This thread is not about exchanging ideas about MBTI or whatever it is you rosy cheeked bastards do in your mother's basement, sipping on Big Bulps from convenience stores or repairing your motherboards with makeshift parts. Nay I say to thee! This thread is about me, and how I am going to revolutionize... me!!! But I need your help, if you would be so kind!
My life has been a conglomerate of events that have shaped my personal values, either through information or experience. But they are obsolete, past their due time, retarded, indolent... so I must transform like this snail!
See how he does not care for your snarky attitude? (if you have one. Otherwise, he loves you).
So it is time for me to be honest.

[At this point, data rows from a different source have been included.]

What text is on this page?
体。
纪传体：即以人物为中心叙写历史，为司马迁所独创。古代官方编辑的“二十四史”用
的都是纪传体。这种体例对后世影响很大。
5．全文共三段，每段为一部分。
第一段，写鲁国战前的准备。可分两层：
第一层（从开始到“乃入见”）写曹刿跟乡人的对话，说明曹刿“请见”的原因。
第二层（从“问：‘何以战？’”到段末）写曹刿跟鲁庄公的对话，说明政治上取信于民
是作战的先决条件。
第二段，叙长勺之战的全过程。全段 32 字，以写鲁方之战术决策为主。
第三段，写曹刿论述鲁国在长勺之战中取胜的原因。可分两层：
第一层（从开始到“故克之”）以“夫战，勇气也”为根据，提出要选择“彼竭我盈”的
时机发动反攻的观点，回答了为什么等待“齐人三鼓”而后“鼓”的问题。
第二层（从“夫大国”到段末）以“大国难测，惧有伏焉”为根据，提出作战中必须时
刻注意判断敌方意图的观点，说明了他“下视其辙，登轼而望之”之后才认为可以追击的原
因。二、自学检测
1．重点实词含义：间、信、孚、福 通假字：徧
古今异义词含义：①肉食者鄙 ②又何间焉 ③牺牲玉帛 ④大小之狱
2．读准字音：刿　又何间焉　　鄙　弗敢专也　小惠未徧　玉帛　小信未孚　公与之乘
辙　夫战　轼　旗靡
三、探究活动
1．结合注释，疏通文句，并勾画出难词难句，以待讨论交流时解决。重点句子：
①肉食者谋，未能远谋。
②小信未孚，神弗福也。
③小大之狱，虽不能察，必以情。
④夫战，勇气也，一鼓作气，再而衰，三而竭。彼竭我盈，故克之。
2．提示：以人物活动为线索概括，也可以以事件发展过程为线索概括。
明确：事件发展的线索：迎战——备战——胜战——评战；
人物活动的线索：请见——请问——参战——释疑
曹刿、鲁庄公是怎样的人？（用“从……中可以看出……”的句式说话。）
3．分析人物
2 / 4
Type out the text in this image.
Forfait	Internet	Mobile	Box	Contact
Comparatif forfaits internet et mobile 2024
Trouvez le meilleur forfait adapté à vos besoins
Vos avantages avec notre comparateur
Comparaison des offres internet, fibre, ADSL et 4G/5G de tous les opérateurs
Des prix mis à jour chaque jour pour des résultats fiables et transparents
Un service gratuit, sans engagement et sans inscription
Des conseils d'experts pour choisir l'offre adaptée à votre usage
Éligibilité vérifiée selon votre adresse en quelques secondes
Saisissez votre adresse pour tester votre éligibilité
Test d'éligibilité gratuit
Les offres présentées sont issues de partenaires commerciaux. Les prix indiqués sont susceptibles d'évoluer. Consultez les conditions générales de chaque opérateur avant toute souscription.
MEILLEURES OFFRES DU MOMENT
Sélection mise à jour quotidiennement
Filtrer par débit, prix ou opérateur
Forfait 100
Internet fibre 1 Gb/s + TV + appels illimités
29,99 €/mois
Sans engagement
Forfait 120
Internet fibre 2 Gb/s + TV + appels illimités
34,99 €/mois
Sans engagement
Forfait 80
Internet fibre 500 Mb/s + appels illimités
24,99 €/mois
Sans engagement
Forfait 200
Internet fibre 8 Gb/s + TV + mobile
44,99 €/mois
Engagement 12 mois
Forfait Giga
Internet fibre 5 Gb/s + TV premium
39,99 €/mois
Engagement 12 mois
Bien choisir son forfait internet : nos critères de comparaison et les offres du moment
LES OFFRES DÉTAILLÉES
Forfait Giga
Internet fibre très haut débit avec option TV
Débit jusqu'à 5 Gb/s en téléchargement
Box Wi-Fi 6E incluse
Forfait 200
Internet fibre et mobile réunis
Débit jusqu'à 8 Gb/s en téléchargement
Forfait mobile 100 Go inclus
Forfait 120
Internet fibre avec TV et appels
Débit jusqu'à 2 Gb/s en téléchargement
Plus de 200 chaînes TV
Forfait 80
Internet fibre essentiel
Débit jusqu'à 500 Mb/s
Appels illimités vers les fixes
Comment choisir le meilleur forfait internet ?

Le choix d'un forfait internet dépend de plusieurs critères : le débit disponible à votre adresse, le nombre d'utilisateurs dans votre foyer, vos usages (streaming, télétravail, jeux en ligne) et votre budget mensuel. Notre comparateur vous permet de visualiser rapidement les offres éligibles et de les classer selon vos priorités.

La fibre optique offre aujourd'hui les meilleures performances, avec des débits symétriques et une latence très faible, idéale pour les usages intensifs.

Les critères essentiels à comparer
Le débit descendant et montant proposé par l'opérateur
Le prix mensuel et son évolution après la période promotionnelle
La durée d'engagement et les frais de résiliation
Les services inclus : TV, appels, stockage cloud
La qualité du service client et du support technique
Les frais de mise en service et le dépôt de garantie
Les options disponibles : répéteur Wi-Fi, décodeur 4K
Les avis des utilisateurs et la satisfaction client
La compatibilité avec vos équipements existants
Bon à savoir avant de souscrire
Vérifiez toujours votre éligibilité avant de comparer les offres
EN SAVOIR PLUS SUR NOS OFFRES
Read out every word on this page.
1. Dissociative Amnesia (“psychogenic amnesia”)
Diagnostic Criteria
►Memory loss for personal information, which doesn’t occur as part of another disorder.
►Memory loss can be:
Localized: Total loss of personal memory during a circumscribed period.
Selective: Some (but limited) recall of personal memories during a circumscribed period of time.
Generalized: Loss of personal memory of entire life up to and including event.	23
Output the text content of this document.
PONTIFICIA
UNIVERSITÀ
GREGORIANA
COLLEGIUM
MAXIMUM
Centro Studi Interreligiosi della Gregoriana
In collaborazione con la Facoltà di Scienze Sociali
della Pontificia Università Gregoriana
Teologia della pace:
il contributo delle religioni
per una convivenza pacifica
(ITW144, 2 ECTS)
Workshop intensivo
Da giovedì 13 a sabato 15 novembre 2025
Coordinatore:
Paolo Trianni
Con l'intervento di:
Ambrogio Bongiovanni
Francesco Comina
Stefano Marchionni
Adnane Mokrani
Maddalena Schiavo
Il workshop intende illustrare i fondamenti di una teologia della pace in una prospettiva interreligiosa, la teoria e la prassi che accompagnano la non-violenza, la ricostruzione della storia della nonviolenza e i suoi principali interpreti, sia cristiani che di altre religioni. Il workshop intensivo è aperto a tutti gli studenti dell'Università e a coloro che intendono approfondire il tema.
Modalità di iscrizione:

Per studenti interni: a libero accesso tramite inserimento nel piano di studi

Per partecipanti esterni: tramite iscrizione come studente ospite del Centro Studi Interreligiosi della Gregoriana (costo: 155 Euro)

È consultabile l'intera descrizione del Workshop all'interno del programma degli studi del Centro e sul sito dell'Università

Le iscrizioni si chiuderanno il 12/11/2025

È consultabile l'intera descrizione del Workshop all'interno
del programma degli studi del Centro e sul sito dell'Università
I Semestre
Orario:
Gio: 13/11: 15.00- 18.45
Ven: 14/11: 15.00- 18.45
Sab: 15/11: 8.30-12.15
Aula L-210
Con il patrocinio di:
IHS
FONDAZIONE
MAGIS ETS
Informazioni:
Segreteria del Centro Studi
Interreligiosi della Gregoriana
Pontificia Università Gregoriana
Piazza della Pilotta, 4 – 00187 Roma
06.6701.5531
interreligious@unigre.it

I need to triangulate my position and change it before the carpet bomb blows me up. But I need a step-by-step procedure beforehand, and I need to unfold the parts of my life I do not like so that I might check them off as changed.
I originally got my idea from this site, which said this about the 4w5 (which I highly identify with).
So, in order to become healthier and more successful (my own definition of successful), I must lose myself to others, so to speak. There is nothing wrong with being unique, but there are dire consequences for withdrawing so much that you are detached and forever yearning. There is something unique in everyone, and there is something mundane about everyone. I want to learn about all these things and become open to them; and the process can only move forward if I drop the past, reel in my anchor, and just sail WHEREVER the tide leads me. Fortunately, there is nothing endearing about my current situation. There are no tethers to the past that I feel connected to. The world is my oyster.Personal Theme
From a very early age, fours felt singled out by others. They see the various personal qualities others have that are not given to them, which causes them to focus on absence, on differences, and on personal alienation. They are the gray ducklings poked fun of by their bright-feathered peers and abandoned by their parents. They are the orphans and outcasts. In time, however, they began to feel that they're singled out for a reason. They interpreted their alienation and suffering as evidence of their finer sensibilities, and even their personal defects, which in the beginning tormented them, are now worn as marks of pride. However, in their psychic recesses there remains an emptiness longing to be filled by another, and it is that emptiness, that tension between lack and fulfillment, which drives the fours in a search for meaning and personal identity. Unfortunately, given their fixations on fantasy and comparison with others, this search can often feel (and become) fruitless.
Let me start by listing the number of things about the past or present that have coaxed me into my current position. This isn't a wallowing session, just the facts. I need to change all of these things.
-First and foremost, I want hope. I want to know all of my desires will come to fruition, and that there is a will to move foreword. I want someone to put a carrot in front of my face and say, "Move! The carrot's right here if you can get it!"
-I am 20 years of age.
-I am jobless, unemployed.
-I have a driver's license, but no car or personal insurance.
-I live with my parents. My environment is oppressive.
-I have not graduated from high school yet because of medical setbacks and sheer laziness, though I can drop in a half credit to get a scholarship and a diploma online.
-I don't have many friends. (really, just 2 who I keep in contact with)
-I don't have a girlfriend. In fact, I haven't had one in more than 3 years.
-I haven't had sex. But when I do, I would prefer it be someone I loved.
-I really want to get wasted. Like, just smashed off my ass, just to see the world from a less rational viewpoint. For a long time. There comes a point where being sober for too long is actually being drunk with boredom.
I must change all these things. Quick. Don't care how. The shit is going to hit the fan, and soon my parents are going to kick me out whether I like it or not.
It's ironic - these things probably don't set me apart from everyone as much as I think they do. Maybe I am full of envy, but if this is the case, then I must fling myself at the world to realize that I am not confined by uniqueness. Either way, I must keep moving and I would like your help if at all possible.